Ce premier numéro réserve la surprise du récit de rencontres inédites entre un jésuite – le directeur de la prestigieuse revue des jésuites italiens, le père Antonio Spadaro – et le réalisateur américain Martin Scorsese dont le film « Silence » sur les chrétiens et les jésuites du Japon, martyrs, sort en France le 2 février  2017.
Le pape François avait reçu le réalisateur américain, son épouse Helen Morris – que le père Spadaro a également rencontrée – et deux de leurs enfants, le 30 novembre 2016, au Vatican, dans le cadre de l’avant-première de ce film sur une mission jésuite au Japon au 17e siècle, au temps de la persécution des chrétiens.
Le film s’inspire d’un roman de l’écrivain catholique japonais Shosaku Endo (1923-1996) publié en 1966. Les trois protagonistes sont interprétés par les acteurs Andrew Garfield, Adam Driver et Liam Neeson.
Voici l’une des réponses de M. Scorsese dans cette interview du p. Spadaro SJ, que nous publions en avant-première avec l’aimable autorisation de l’éditeur.
L’entretien, qui sera publié le 31 janvier, est précédé d’un récit lui aussi du père Spadaro, qui évoque les circonstances concrètes de leur rencontre, sous le signe de la simplicité, et d’une certaine complicité… : ne sont-ils pas tous deux originaires de Sicile ? Nous avons publié ce récit de la rencontre dans notre édition du 12 janvier 2017. Et la première question, sur la réalisation du film et la stupeur du réalisateur, dans l’édition du 13 janvier. Une autre question, sur l’incarnation, la résurrection et la compassion, dans l’édition du 16 janvier 2017.
AB
“SILENCE”
Interview
Antonio Spadaro sj – Votre film, le choix d’un roman comme Silence, semble s’inscrire au sein de la spiritualité chrétienne et de l’imaginaire catholique. Un film « à la Bernanos », en un certain sens. Qu’en pensez-vous ?

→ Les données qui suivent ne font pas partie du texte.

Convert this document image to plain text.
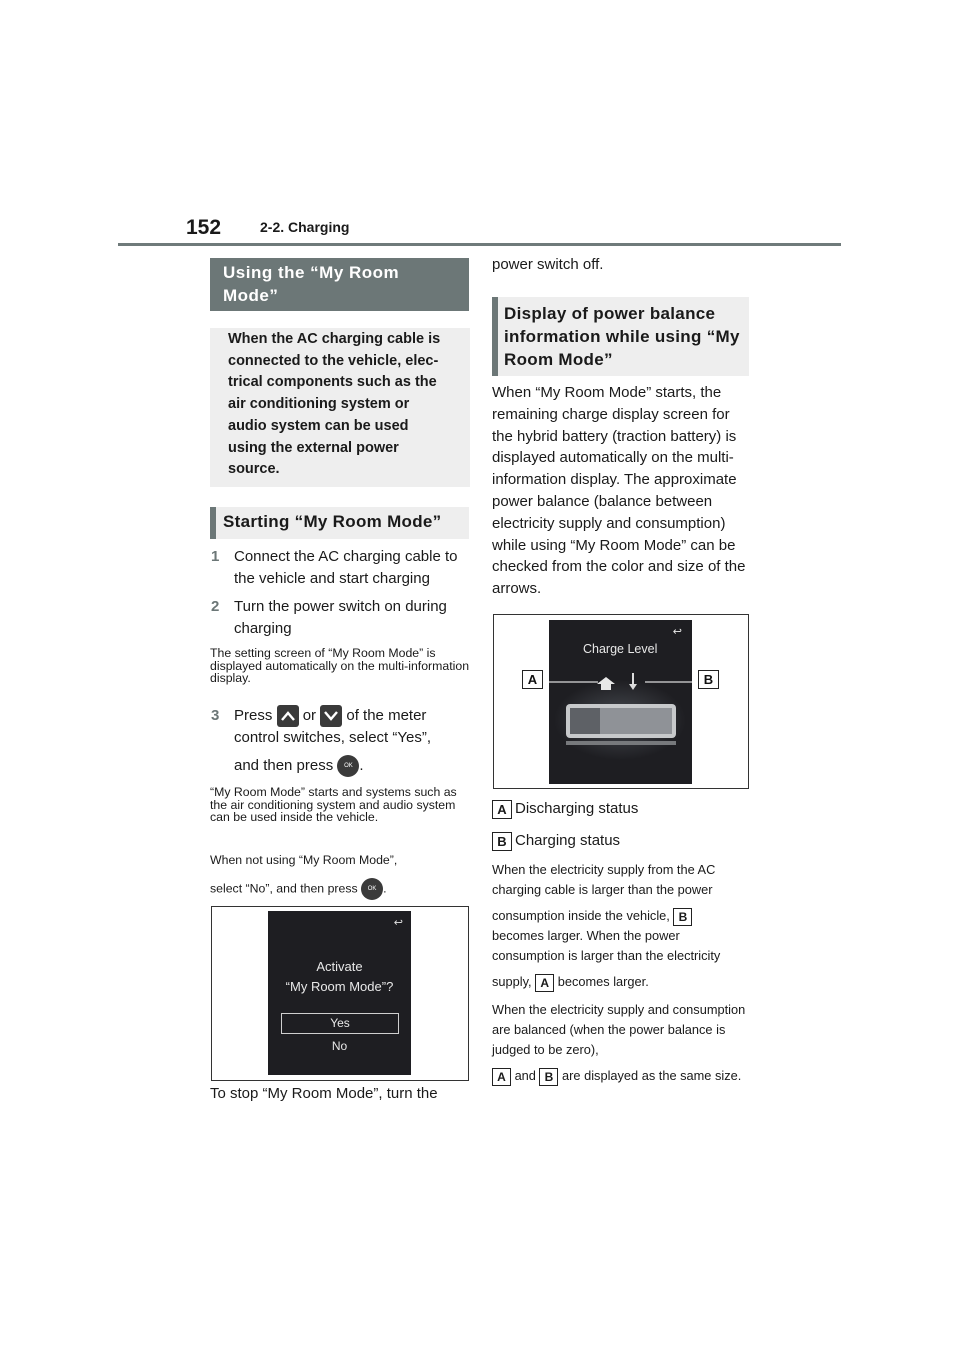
152	2-2. Charging
Using the “My Room Mode”
When the AC charging cable is
connected to the vehicle, elec-
trical components such as the
air conditioning system or
audio system can be used
using the external power
source.
Starting “My Room Mode”
1 Connect the AC charging cable to the vehicle and start charging
2 Turn the power switch on during charging
The setting screen of “My Room Mode” is displayed automatically on the multi-information display.
3 Press or of the meter control switches, select “Yes”,
and then press OK .
“My Room Mode” starts and systems such as the air conditioning system and audio system can be used inside the vehicle.
When not using “My Room Mode”,
select “No”, and then press OK .
↩
Activate
“My Room Mode”?
Yes
No
To stop “My Room Mode”, turn the
power switch off.
Display of power balance information while using “My Room Mode”
When “My Room Mode” starts, the remaining charge display screen for the hybrid battery (traction battery) is displayed automatically on the multi-information display. The approximate power balance (balance between electricity supply and consumption) while using “My Room Mode” can be checked from the color and size of the arrows.
↩
Charge Level
A	B
A Discharging status
B Charging status
When the electricity supply from the AC charging cable is larger than the power
consumption inside the vehicle, B
becomes larger. When the power consumption is larger than the electricity
supply, A becomes larger.
When the electricity supply and consumption are balanced (when the power balance is judged to be zero),
A and B are displayed as the same size.
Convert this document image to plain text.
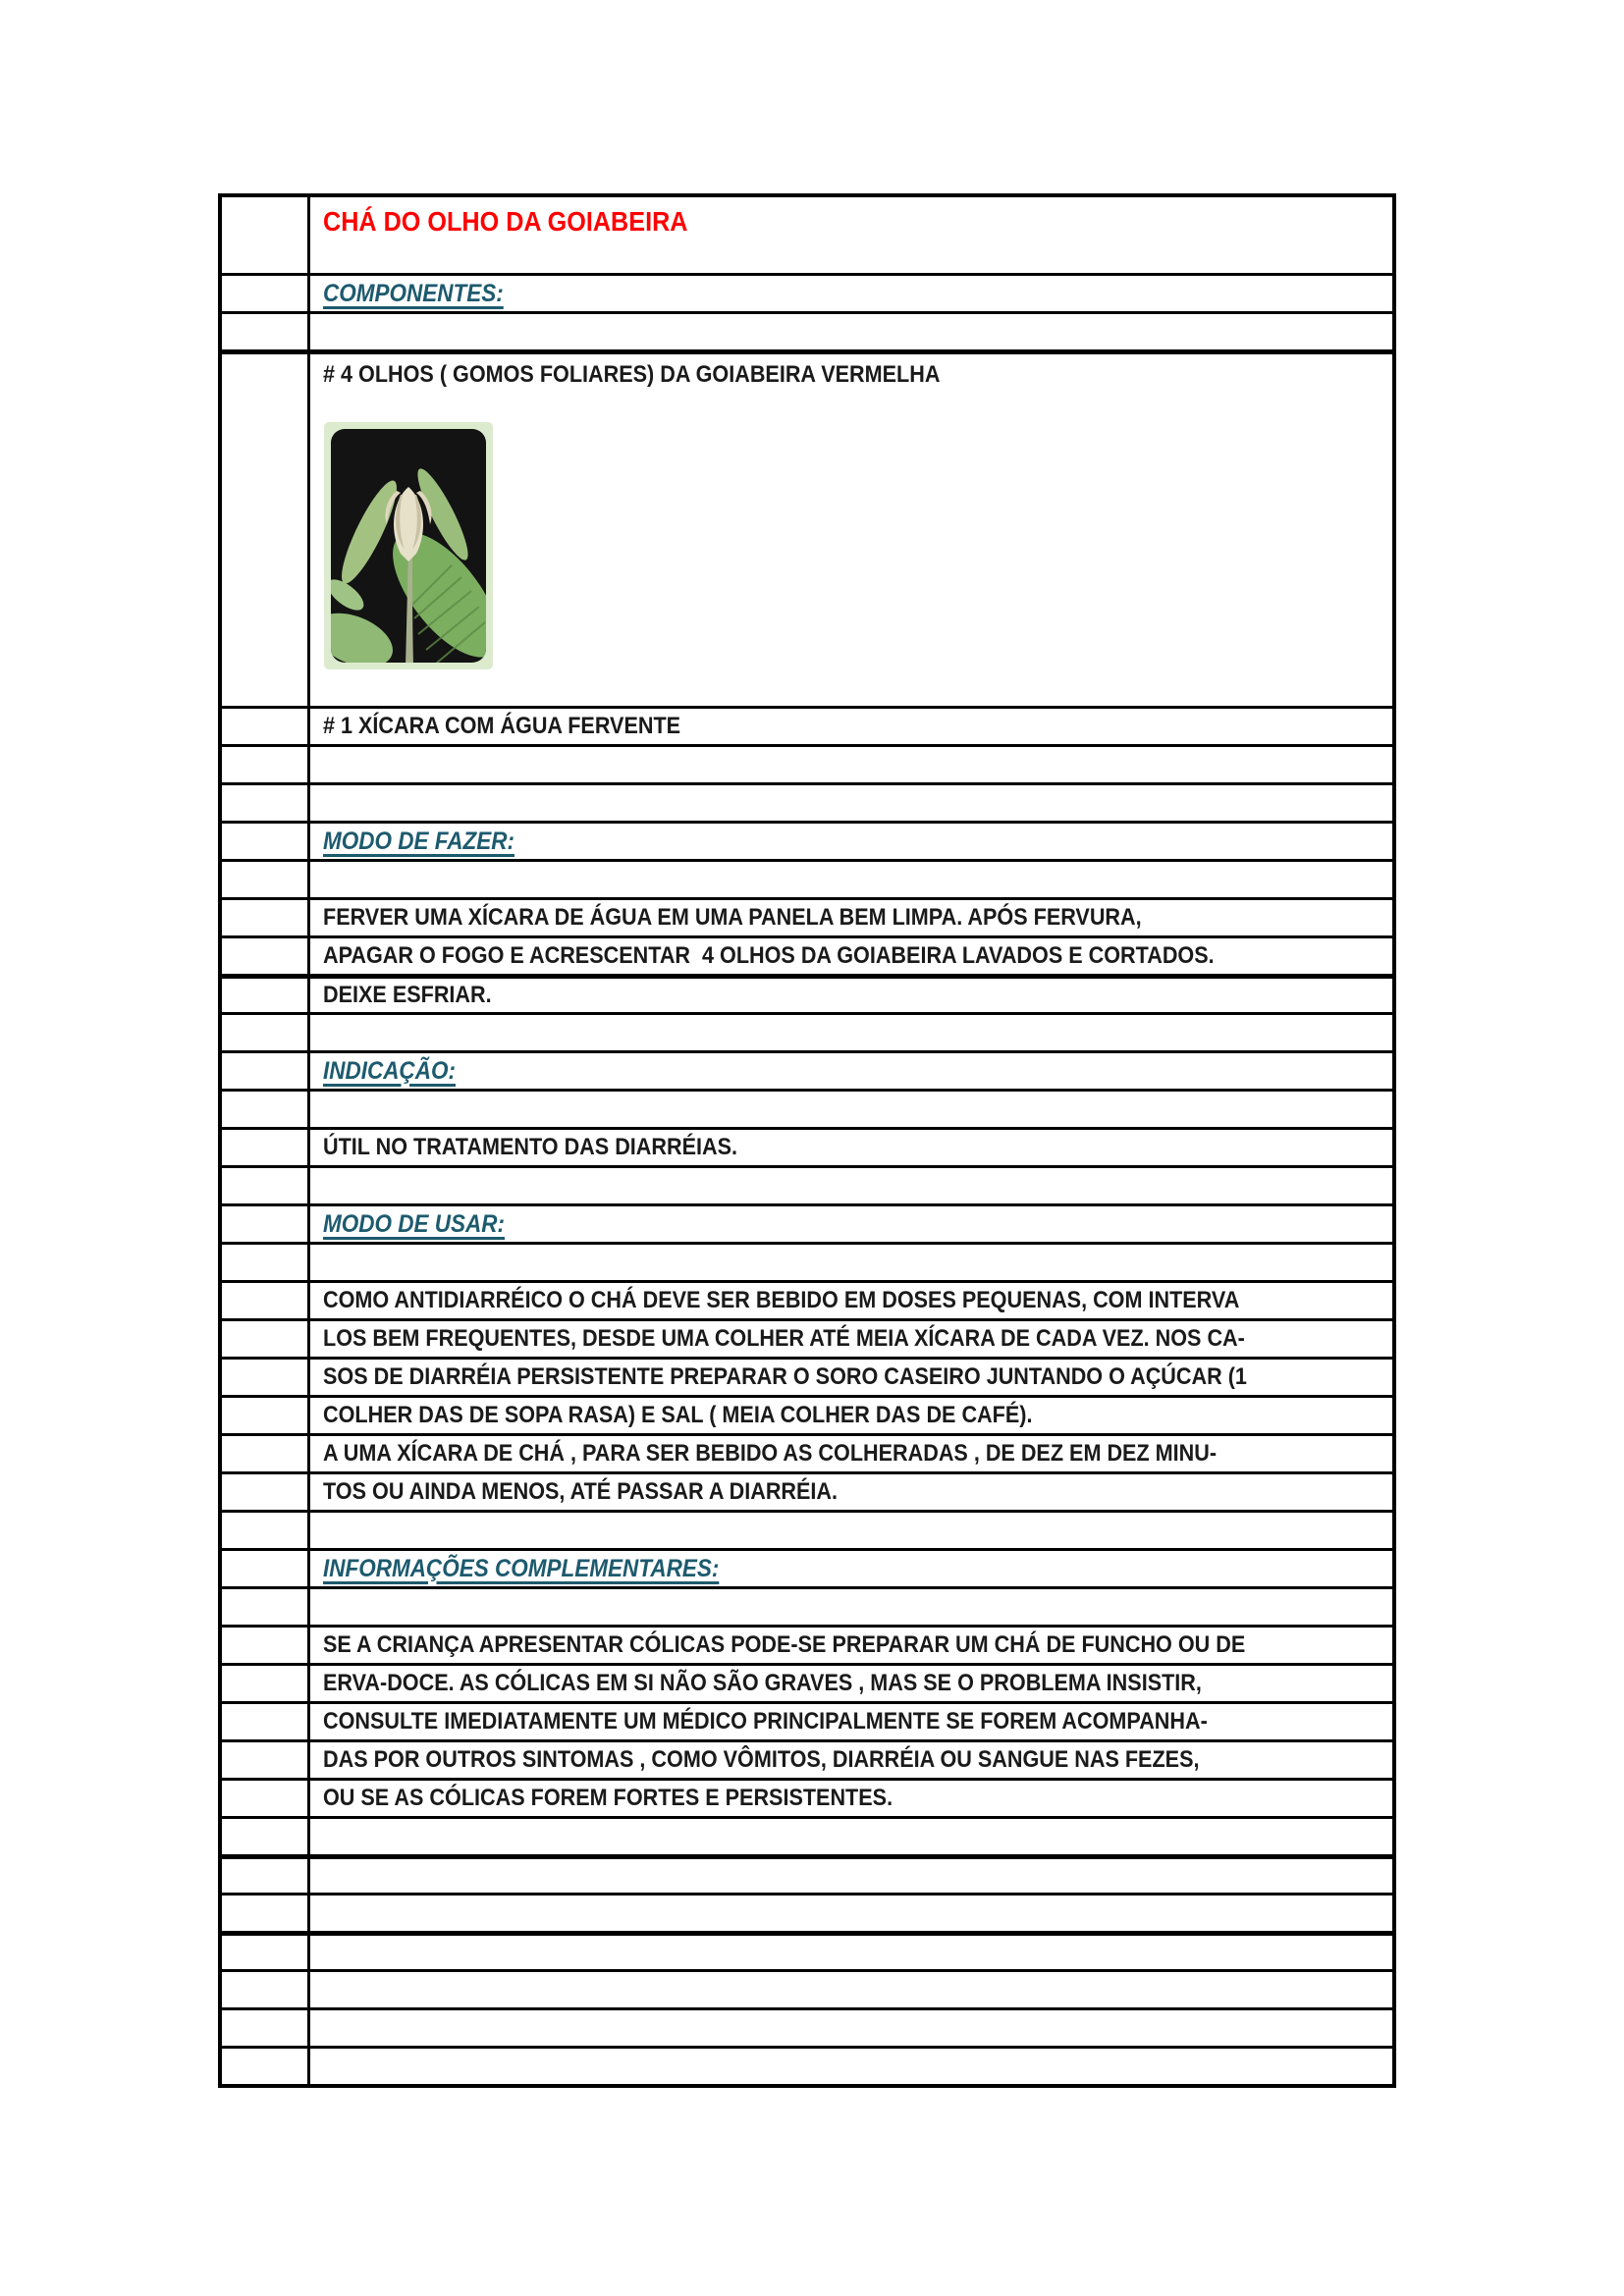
CHÁ DO OLHO DA GOIABEIRA
COMPONENTES:
# 4 OLHOS ( GOMOS FOLIARES) DA GOIABEIRA VERMELHA
# 1 XÍCARA COM ÁGUA FERVENTE
MODO DE FAZER:
FERVER UMA XÍCARA DE ÁGUA EM UMA PANELA BEM LIMPA. APÓS FERVURA,
APAGAR O FOGO E ACRESCENTAR  4 OLHOS DA GOIABEIRA LAVADOS E CORTADOS.
DEIXE ESFRIAR.
INDICAÇÃO:
ÚTIL NO TRATAMENTO DAS DIARRÉIAS.
MODO DE USAR:
COMO ANTIDIARRÉICO O CHÁ DEVE SER BEBIDO EM DOSES PEQUENAS, COM INTERVA
LOS BEM FREQUENTES, DESDE UMA COLHER ATÉ MEIA XÍCARA DE CADA VEZ. NOS CA-
SOS DE DIARRÉIA PERSISTENTE PREPARAR O SORO CASEIRO JUNTANDO O AÇÚCAR (1
COLHER DAS DE SOPA RASA) E SAL ( MEIA COLHER DAS DE CAFÉ).
A UMA XÍCARA DE CHÁ , PARA SER BEBIDO AS COLHERADAS , DE DEZ EM DEZ MINU-
TOS OU AINDA MENOS, ATÉ PASSAR A DIARRÉIA.
INFORMAÇÕES COMPLEMENTARES:
SE A CRIANÇA APRESENTAR CÓLICAS PODE-SE PREPARAR UM CHÁ DE FUNCHO OU DE
ERVA-DOCE. AS CÓLICAS EM SI NÃO SÃO GRAVES , MAS SE O PROBLEMA INSISTIR,
CONSULTE IMEDIATAMENTE UM MÉDICO PRINCIPALMENTE SE FOREM ACOMPANHA-
DAS POR OUTROS SINTOMAS , COMO VÔMITOS, DIARRÉIA OU SANGUE NAS FEZES,
OU SE AS CÓLICAS FOREM FORTES E PERSISTENTES.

Martin Scorsese – Je suis d’accord sur le fait qu’il s’inscrit au sein de la spiritualité chrétienne, mais je ne suis pas sûr d’adhérer à la comparaison avec Bernanos. Pour moi, tout se réduit à la question de la grâce. La grâce est quelque chose qui survient au cours de la vie. Elle arrive quand on ne s’y attend pas. Certes, je le dis comme quelqu’un qui n’a jamais traversé la guerre, ou la torture, ou l’occupation. Je n’ai jamais été mis à l’épreuve de la sorte, comme Jacques Lusseyran, aveugle et responsable d’un mouvement de résistance française, qui fut déporté à Buchenwald et conserva vivant l’esprit de la résistance parmi ses compagnons prisonniers : en fait, nous avons essayé pendant des années de faire un film à partir de son journal, Et la lumière fut. Et il y a Dietrich Bonhoeffer. Elie Wiesel et Primo Levi ont été capables de trouver un moyen d’aider les autres. Je ne suis pas en train de dire que leur exemple apporte une quelconque réponse définitive à la question de savoir où était Dieu alors que des millions de personnes étaient massacrées de manière systématique. Mais ils ont existé, ils ont accompli des actes de courage et de compassion extraordinaires, et nous nous souvenons d’eux comme d’une lumière dans les ténèbres.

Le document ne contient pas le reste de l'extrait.